D'abord écrit en allemand, mais non publié, le texte est traduit en anglais par Edith Simon pour la publication de 1939[3]. Le manuscrit allemand a quant à lui été perdu.
Style
modifierLe personnage de Spartacus est introduit progressivement. D'abord désigné comme « l'homme à la peau de bête », en raison de sa tenue, il parle à peine et n'est montré que brièvement dans les trente premières pages du livre. Il ne prend vraiment son importance dans le récit qu'après le succès de son stratagème lors de la bataille du Vésuve.

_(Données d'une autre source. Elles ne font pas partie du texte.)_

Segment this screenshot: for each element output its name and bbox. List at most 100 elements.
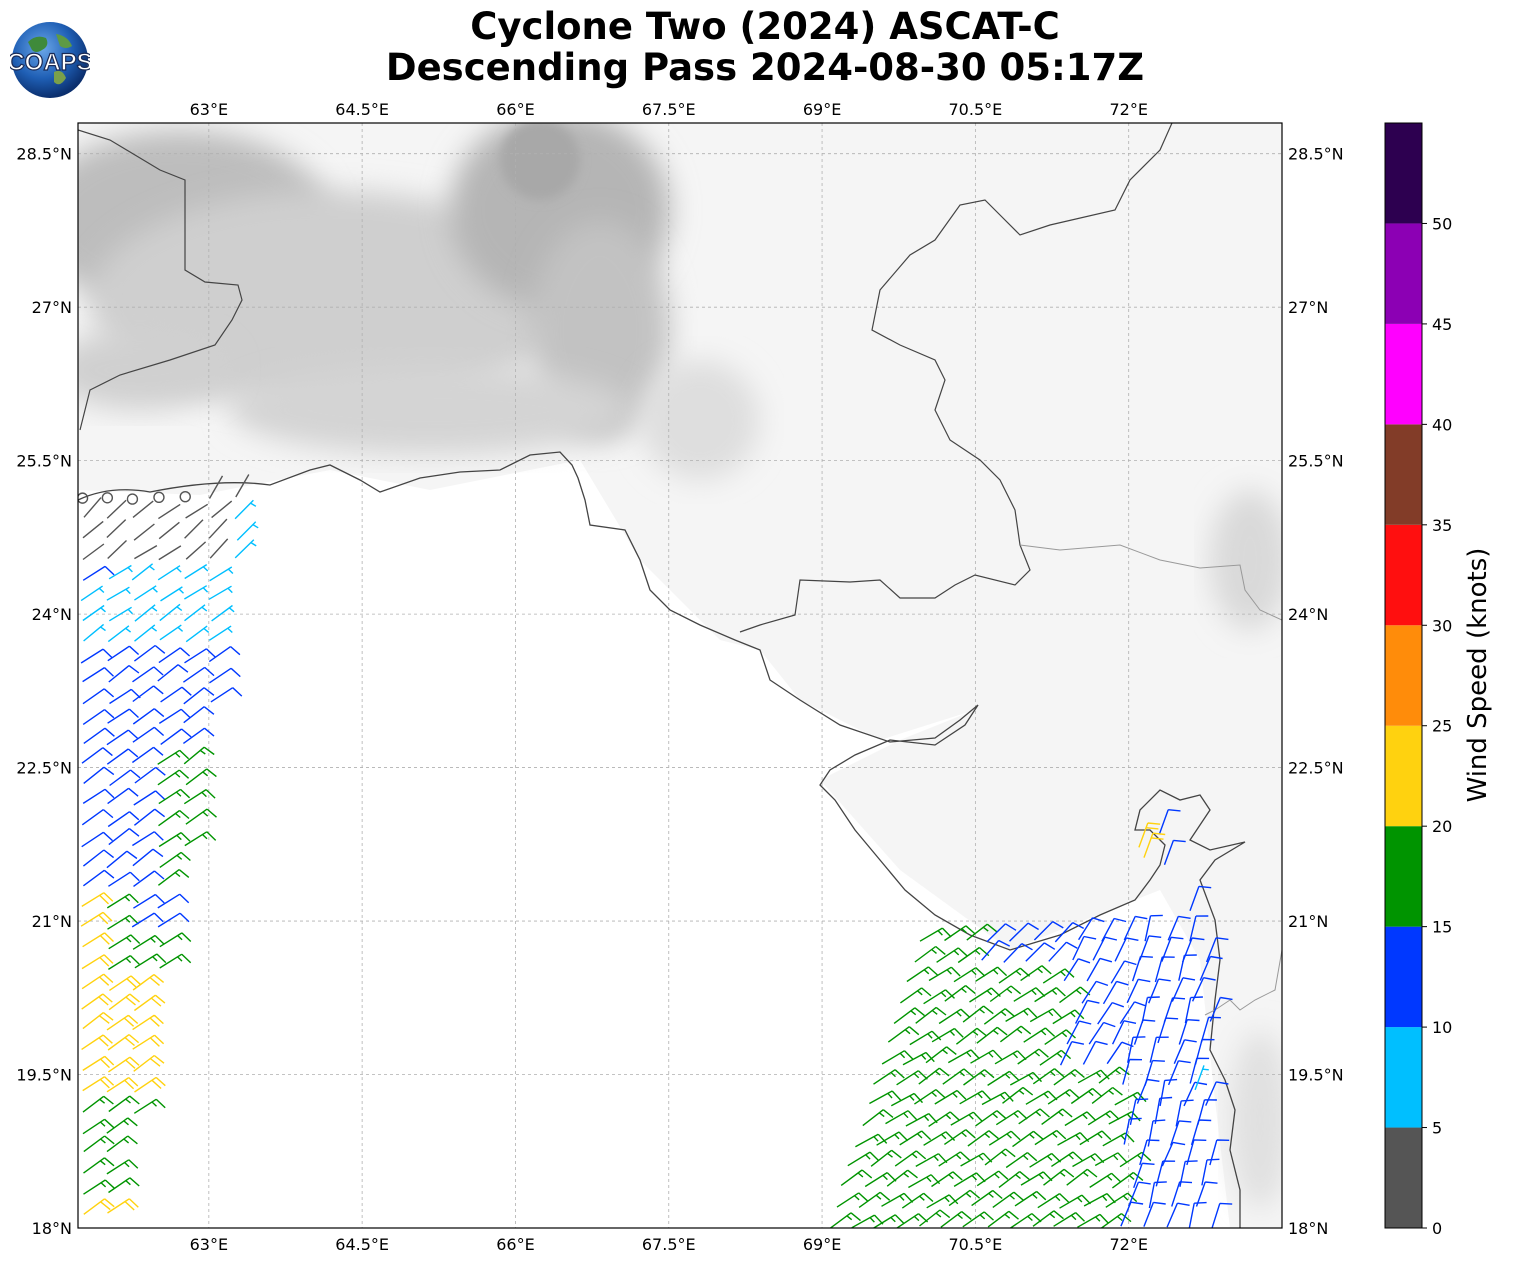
wind-barb (134, 544, 158, 560)
wind-barb (1127, 1036, 1146, 1063)
wind-barb (1081, 980, 1109, 1004)
wind-barb (160, 728, 192, 745)
wind-barb (1082, 1040, 1108, 1065)
wind-barb (890, 1092, 924, 1107)
wind-barb (992, 1191, 1024, 1208)
lon-tick-bottom: 66°E (496, 1235, 534, 1254)
lon-tick-top: 72°E (1109, 100, 1147, 119)
wind-barb (157, 869, 190, 886)
wind-barb (184, 831, 217, 847)
wind-barb (160, 586, 184, 602)
wind-barb (948, 1189, 981, 1207)
colorbar-bin (1385, 1127, 1422, 1228)
wind-barb (1020, 965, 1052, 982)
axis-ticks: 63°E 63°E 64.5°E 64.5°E 66°E 66°E 67.5°E 67.5°E… (16, 100, 1343, 1254)
wind-barb (914, 945, 946, 963)
wind-barb (107, 708, 139, 724)
colorbar-bin (1385, 424, 1422, 525)
wind-barb (132, 848, 164, 867)
wind-barb (919, 927, 952, 942)
wind-barb (133, 994, 166, 1012)
wind-barb (158, 788, 191, 805)
wind-barb (1131, 955, 1153, 982)
wind-barb (132, 974, 165, 991)
wind-barb (1178, 954, 1197, 981)
wind-barb (108, 955, 140, 970)
wind-barb (108, 564, 133, 580)
wind-barb (133, 808, 166, 826)
wind-barb (106, 850, 138, 869)
wind-barb (940, 1211, 972, 1228)
wind-barb (1102, 980, 1129, 1005)
wind-barb (158, 832, 191, 848)
wind-barb (81, 973, 114, 990)
wind-barb (236, 521, 259, 541)
wind-barb (1211, 1202, 1233, 1228)
wind-barb (1074, 999, 1100, 1024)
wind-barb (182, 727, 215, 744)
wind-barb (1114, 937, 1139, 962)
colorbar-tick-label: 50 (1432, 214, 1452, 233)
colorbar-bin (1385, 223, 1422, 324)
colorbar-bin (1385, 524, 1422, 626)
wind-barb (158, 809, 190, 827)
wind-barb (1034, 987, 1066, 1003)
wind-barb (989, 985, 1022, 1003)
wind-barb (108, 828, 140, 846)
wind-barb (185, 541, 207, 560)
wind-barb (944, 985, 976, 1002)
wind-barb (885, 1110, 918, 1125)
wind-barb (1159, 1078, 1178, 1107)
wind-barb (1059, 1194, 1092, 1209)
wind-barbs (78, 474, 1233, 1228)
wind-barb (869, 1090, 902, 1105)
wind-barb (1052, 1009, 1085, 1025)
wind-barb (107, 539, 127, 560)
wind-barb (159, 624, 184, 641)
wind-barb (886, 1169, 918, 1187)
wind-barb (82, 688, 115, 705)
wind-barb (184, 564, 209, 580)
wind-barb (106, 1077, 139, 1093)
wind-barb (1009, 922, 1039, 942)
wind-barb (159, 932, 192, 948)
wind-barb (1010, 1213, 1042, 1228)
wind-barb (1044, 1029, 1076, 1045)
wind-barb (1053, 1212, 1085, 1227)
wind-barb (1029, 1008, 1062, 1023)
wind-barb (108, 993, 140, 1011)
wind-barb (208, 518, 228, 539)
lon-tick-bottom: 69°E (803, 1235, 841, 1254)
lat-tick-right: 18°N (1288, 1219, 1328, 1238)
wind-barb (987, 1070, 1019, 1086)
wind-barb (1091, 1086, 1123, 1104)
wind-barb (862, 1109, 894, 1127)
wind-barb (157, 664, 189, 682)
wind-barb (134, 604, 158, 622)
wind-barb (106, 499, 127, 519)
wind-barb (1119, 1001, 1147, 1024)
wind-barb (1200, 1016, 1221, 1043)
wind-barb (1167, 915, 1191, 941)
wind-barb (82, 849, 115, 867)
wind-barb (134, 1076, 166, 1093)
wind-barb (1064, 1111, 1097, 1127)
wind-barb (106, 1135, 138, 1153)
wind-barb (1043, 1168, 1075, 1186)
wind-barb (184, 604, 208, 622)
colorbar-bin (1385, 1027, 1422, 1128)
coastline-arabian-sea (78, 451, 1246, 1228)
wind-barb (1209, 1139, 1230, 1166)
wind-barb (938, 1008, 971, 1025)
wind-barb (81, 831, 113, 848)
wind-barb (133, 644, 166, 662)
wind-barb (210, 687, 243, 703)
wind-barb (157, 893, 190, 909)
wind-barb (870, 1149, 902, 1167)
wind-barb (208, 585, 233, 600)
wind-barb (83, 623, 106, 642)
wind-barb (82, 788, 115, 804)
wind-barb (1201, 1158, 1220, 1186)
wind-barb (108, 934, 141, 950)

Par ailleurs, à côté des passages en narration externe, relativement concentrés sur Spartacus, plusieurs points de vue coexistent dans le livre, comme des extraits d'une chronique rédigée par un membre de la troupe révoltée, la vie domestique d'un citoyen de Thourioï ou le récit des déconvenues d'un citoyen romain qui rencontre de loin plusieurs personnages intéressés par la révolte (le propriétaire des esclaves, un impresario, un agitateur).
Résumé
modifierL'ascension
modifierUne troupe réduite d'une cinquantaine de gladiateurs prend d'assaut une auberge. Quelques serviteurs en réchappent, qui viennent grossir les rangs des esclaves et garderont jusqu'à la fin un rôle important dans l'administration du groupe. Rapidement renforcée par l'afflux d'esclaves révoltés, de bergers et de travailleurs sans le sou, la troupe se réfugie dans des marais insalubres, puis gagne le cratère du Vésuve. Alors qu'une légion romaine dirigée par Claudius Glaber fait le siège du cratère, Spartacus exalte les révoltés et leur promet qu'ils règneront bientôt sur un territoire libre. Les esclaves vainquent la légion romaine par la ruse, et leur succès attire à eux de nombreux soutiens. Spartacus transforme cette masse hétéroclite en une armée organisée.
La loi des détours
modifierLa troupe de révoltés met à sac plusieurs villes, ce qui crée des dissensions entre Spartacus, qui souhaite tempérer la violence du groupe, et Crixus, qui incite au pillage. La rivalité entre les deux chefs grandit peu à peu.
La cité du soleil
modifierLa troupe marche jusqu'à Thourioï, ville grecque d'Italie du Sud hostile à Rome. Ils négocient l'acquisition d'une étendue de terre pour y bâtir leur cité de révoltés, afin de se défendre efficacement contre les légions que le Sénat ne manquera pas d'envoyer. Après plusieurs mois, la Cité du soleil, nom attribué par Spartacus, voit le jour. La tente du gladiateur, centre du pouvoir, est surélevée, et Spartacus reçoit des émissaires de plusieurs forces également opposées à la République (Sertorius, Mithridate, les pirates méditerranéens). Le mécontentement gagne peu à peu la cité, car les révoltés travaillent autant que lorsqu'ils étaient esclaves et souffrent de la disette.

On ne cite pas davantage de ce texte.